Sanctions-hit Iran is consolidating its hold over neighbouring Iraq, an economic lifeline where pro-Tehran parties dominate politics, all to the chagrin of the United States, experts say.
For years, Iraq has been caught in a delicate balancing act between its two main allies Tehran and Washington, themselves arch foes.
After a 2003 US-led invasion toppled Iraqi dictator Saddam Hussein, Iran’s influence has grown through political links among both countries’ Shiite-Muslim majorities.
Pro-Iran parties now dominate Iraq’s parliament, and in October they named a new prime minister following a year-long tussle with their Shiite rivals.
Iraq has become an “economic lifeline” for Iran, said Ihsan al-Shammari, a political scientist at the University of Baghdad.
This is “even more so with sharpening Western economic sanctions and nuclear negotiations that do not seem to be leading to a favourable deal for Iran”, Shammari said.
“Iran’s role will be even more important than during previous (Iraqi) governments”
During a visit to Tehran late last month, Prime Minister Mohammed Shia al-Sudani and Iranian officials urged greater bilateral cooperation in all fields.
He thanked Iran which provides gas and electricity — around one-third of Iraq’s needs — and added this would continue until Iraq was self-sufficient.
His country is already the number one importer of Iranian goods.
In Shammari’s view, Tehran has an “urgent need” to keep Iraq close.
– ‘Contested’ –
Under a 2015 nuclear deal with world powers, Iran agreed to curbs on its atomic programme in exchange for relief from economically crippling sanctions.
The deal began unravelling in 2018 when then-president Donald Trump withdrew the United States, and reimposed financial penalties including a ban on Iran’s oil exports. Efforts to revive the nuclear deal since then have largely stalled.
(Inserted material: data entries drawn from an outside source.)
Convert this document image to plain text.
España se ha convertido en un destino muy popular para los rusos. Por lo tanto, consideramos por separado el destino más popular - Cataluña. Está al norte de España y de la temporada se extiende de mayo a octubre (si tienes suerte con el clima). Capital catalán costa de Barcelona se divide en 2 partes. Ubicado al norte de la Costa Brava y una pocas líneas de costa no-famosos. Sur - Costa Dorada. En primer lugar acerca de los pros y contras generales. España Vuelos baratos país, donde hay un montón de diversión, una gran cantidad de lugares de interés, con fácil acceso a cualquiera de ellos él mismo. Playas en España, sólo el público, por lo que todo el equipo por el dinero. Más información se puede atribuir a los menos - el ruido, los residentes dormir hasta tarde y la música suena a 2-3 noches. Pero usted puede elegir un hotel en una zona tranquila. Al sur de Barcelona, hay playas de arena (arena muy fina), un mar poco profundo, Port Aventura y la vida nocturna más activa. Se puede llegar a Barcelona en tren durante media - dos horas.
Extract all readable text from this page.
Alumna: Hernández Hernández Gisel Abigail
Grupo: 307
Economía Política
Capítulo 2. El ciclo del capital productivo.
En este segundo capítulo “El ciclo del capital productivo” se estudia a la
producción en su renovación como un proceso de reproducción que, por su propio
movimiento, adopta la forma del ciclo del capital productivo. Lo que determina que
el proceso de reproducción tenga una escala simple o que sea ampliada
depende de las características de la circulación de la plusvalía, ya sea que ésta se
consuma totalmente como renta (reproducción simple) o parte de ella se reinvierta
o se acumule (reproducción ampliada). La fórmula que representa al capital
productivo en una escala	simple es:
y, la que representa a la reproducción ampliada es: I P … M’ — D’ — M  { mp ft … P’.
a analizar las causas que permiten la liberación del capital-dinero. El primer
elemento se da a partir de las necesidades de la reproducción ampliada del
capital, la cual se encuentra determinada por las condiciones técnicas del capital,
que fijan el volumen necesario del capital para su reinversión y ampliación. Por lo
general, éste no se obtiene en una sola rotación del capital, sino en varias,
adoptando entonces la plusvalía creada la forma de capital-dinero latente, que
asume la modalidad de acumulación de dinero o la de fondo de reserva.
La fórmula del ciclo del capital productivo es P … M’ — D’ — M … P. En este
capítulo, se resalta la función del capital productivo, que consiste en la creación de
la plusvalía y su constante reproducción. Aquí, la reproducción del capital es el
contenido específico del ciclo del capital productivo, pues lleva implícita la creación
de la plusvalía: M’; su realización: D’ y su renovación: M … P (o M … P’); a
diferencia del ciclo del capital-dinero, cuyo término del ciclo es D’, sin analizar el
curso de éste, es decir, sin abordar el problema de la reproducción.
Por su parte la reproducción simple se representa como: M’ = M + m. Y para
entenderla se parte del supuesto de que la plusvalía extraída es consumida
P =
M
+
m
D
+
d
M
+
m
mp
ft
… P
Western countries have imposed additional sanctions following Iran’s crackdown on protests that have rocked the country since September.
Iran accuses exiled Kurdish opposition groups of fomenting the unrest, and has carried out cross-border strikes in Iraq against them.
“Iraq is contested by the United States and Iran, with Turkey in third place in the north,” said Fabrice Balanche, from France’s Lumiere Lyon 2 university.
“With a pro-Iranian figure at the head of the government, Iran will be able to further take advantage of the Iraqi economy,” he added, referring to Sudani, who is close to pro-Iran former prime minister Nuri al-Maliki.
Iran’s influence can also be seen through its links with Iraq’s Hashed al-Shaabi, a former paramilitary force made up mainly of pro-Iran militias that have since been integrated into the regular forces.
The Hashed played a major role in defeating the Islamic State group in Iraq and now has a significant presence in the country’s politics.